Background information
- Born: Cliffroy Taylor 6 August 1980 (age 46) Portmore, Jamaica
- Origin: Portmore, Jamaica
- Genres: Reggae, roots reggae, reggae ballads, Nyabinghi chants
- Occupation: Singer
- Years active: 2000–present
- Label: VP
- Website: http://www.vprecords.com/i-wayne/

= I Wayne =

I Wayne, Rastafarian stage name for Cliffroy Taylor (born August 6, 1980 in Portmore, Jamaica), is a roots reggae singer. He is known for his hit singles "Living In Love" and "Can't Satisfy Her" from his debut album, Lava Ground.

==Biography==
I Wayne was raised by his aunt and her husband Ansell Collins, a renowned keyboard player. This young artist has been refining his craft since age seven. Coming from a musical family, I Wayne had first made his venture into performance as a student at Greater Portmore High School, joining a local group Vibes Machine. The group, consisting of singers and DJs, used to perform at afterwork parties at popular clubs such as Cactus and Asylum. One night, the artiste was forced to perform alone due to the fact that his bandmates were running late. The response was tremendous, and I Wayne was motivated to perfect his solo act.

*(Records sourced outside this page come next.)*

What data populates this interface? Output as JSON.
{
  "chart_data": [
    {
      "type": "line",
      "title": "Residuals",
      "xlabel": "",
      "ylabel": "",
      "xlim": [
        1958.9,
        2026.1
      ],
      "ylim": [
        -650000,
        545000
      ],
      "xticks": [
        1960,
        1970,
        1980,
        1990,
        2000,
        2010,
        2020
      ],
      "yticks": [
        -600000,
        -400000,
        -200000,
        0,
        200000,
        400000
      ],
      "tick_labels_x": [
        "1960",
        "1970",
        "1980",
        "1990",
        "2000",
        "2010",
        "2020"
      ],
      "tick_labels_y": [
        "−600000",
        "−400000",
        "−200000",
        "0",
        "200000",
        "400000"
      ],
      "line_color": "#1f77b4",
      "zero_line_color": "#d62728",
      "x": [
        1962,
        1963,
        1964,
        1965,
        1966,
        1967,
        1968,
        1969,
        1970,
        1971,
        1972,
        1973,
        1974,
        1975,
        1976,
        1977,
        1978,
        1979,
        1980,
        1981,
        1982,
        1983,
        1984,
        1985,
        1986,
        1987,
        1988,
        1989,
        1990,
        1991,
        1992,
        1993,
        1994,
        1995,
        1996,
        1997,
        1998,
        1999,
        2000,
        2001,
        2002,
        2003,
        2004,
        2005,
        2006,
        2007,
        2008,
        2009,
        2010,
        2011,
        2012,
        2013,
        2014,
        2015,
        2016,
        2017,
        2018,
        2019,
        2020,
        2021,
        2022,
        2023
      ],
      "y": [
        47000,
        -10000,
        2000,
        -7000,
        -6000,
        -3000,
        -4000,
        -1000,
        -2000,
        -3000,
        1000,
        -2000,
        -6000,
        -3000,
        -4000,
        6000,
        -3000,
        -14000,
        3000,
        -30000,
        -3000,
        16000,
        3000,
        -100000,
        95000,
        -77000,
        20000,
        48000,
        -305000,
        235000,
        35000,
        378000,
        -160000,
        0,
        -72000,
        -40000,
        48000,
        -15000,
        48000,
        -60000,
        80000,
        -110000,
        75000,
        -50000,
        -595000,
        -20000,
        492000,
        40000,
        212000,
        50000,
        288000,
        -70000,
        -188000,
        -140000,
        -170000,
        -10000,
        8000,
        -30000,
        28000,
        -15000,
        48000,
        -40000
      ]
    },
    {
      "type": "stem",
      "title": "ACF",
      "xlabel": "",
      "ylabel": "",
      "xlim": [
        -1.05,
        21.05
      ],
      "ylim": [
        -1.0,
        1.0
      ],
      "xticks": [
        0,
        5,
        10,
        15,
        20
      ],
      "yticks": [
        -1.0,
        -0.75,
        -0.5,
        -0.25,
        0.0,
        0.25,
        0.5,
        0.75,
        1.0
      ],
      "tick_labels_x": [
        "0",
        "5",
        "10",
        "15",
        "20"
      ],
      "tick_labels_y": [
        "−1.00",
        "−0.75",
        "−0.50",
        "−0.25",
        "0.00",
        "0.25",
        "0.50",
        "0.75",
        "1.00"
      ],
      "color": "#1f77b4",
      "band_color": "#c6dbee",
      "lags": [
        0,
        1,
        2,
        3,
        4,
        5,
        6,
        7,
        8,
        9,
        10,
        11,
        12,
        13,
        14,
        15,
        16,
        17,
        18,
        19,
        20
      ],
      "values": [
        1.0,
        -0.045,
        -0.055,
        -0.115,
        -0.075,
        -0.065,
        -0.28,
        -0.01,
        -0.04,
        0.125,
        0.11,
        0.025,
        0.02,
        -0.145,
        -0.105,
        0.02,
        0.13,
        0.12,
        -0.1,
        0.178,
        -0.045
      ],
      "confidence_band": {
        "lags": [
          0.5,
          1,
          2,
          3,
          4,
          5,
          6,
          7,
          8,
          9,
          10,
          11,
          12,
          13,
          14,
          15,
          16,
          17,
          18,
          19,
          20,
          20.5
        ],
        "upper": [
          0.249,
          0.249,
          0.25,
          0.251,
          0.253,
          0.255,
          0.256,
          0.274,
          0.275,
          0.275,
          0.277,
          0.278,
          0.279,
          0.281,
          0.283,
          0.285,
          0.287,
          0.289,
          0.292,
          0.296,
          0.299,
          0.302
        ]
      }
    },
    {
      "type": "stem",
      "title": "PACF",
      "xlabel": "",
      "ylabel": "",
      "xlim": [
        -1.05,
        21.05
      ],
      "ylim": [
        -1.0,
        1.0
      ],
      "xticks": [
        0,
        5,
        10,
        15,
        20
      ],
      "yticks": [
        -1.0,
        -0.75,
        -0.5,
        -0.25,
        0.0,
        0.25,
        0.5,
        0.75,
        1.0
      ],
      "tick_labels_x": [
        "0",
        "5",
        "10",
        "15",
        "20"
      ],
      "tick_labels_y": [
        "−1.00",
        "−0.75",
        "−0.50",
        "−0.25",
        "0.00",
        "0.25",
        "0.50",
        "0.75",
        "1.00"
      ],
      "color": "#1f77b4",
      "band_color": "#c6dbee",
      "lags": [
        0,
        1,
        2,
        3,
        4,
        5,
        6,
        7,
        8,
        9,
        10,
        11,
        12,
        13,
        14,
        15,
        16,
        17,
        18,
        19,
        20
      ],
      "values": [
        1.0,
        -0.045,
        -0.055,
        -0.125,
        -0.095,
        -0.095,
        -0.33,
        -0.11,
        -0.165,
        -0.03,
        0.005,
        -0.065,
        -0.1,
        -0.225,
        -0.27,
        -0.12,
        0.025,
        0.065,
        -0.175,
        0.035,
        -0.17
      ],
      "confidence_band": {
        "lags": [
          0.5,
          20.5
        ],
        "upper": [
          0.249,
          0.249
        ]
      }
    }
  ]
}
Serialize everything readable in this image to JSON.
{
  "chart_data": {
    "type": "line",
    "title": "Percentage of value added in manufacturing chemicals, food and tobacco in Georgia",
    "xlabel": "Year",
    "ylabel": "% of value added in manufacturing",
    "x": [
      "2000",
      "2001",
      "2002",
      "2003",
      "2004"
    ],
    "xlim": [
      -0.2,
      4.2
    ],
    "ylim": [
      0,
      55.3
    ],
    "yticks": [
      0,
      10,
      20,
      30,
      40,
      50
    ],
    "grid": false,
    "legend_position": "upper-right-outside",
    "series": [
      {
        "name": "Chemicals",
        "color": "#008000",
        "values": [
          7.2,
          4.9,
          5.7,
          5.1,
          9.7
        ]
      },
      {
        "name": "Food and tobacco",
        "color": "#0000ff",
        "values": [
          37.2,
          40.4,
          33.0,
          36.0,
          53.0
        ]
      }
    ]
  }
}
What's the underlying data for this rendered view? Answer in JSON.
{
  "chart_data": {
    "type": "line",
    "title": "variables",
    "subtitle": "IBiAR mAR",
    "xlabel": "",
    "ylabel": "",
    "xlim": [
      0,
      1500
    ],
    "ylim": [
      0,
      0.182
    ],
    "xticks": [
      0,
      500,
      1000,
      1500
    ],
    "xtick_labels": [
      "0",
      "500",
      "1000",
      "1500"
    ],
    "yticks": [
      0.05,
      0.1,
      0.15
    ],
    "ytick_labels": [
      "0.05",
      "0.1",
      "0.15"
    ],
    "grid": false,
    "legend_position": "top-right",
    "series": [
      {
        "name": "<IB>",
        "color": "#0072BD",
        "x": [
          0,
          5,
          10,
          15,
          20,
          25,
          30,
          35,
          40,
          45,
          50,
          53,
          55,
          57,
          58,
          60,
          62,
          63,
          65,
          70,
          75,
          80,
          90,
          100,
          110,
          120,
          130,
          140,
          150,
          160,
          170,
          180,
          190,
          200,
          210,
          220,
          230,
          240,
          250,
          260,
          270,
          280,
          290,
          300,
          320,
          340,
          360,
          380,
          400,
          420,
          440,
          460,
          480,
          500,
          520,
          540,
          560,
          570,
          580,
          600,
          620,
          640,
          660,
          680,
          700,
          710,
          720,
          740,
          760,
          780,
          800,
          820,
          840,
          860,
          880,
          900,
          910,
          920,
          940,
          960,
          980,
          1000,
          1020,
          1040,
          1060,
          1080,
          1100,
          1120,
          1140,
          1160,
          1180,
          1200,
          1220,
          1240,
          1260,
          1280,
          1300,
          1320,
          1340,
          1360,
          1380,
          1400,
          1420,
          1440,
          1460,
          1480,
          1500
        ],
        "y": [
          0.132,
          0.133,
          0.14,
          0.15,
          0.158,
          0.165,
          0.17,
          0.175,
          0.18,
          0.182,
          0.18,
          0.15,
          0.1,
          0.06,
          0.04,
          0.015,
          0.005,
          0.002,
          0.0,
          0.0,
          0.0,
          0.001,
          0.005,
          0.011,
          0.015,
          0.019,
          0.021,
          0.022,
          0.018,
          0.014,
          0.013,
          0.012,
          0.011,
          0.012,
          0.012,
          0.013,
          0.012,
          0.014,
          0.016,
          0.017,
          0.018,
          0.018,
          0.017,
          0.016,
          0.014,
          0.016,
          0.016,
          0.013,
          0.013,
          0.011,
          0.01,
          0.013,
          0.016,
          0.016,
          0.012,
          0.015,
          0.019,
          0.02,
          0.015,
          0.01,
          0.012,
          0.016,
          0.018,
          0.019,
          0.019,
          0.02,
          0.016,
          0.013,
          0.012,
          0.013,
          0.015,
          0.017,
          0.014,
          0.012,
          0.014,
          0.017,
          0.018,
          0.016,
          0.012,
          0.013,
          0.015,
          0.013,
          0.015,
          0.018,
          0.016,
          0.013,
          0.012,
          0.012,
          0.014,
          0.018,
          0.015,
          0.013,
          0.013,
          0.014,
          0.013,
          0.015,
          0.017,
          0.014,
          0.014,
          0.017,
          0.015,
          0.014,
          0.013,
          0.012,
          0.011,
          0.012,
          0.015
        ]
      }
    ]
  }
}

In the summer of 2004, Wayne released Can't Satisfy Her, in the new wave of reggae. The track was reportedly the first roots reggae song to be added to the influential Hot 97 playlist.

In November 2004, I Wayne signed a recording contract with VP Records to release his debut album, Lava Ground. Lava Ground was praised for returning to reggae's "essential roots" in contrast to popular reggae artists who induce listeners to "dance and groove to their carefree music".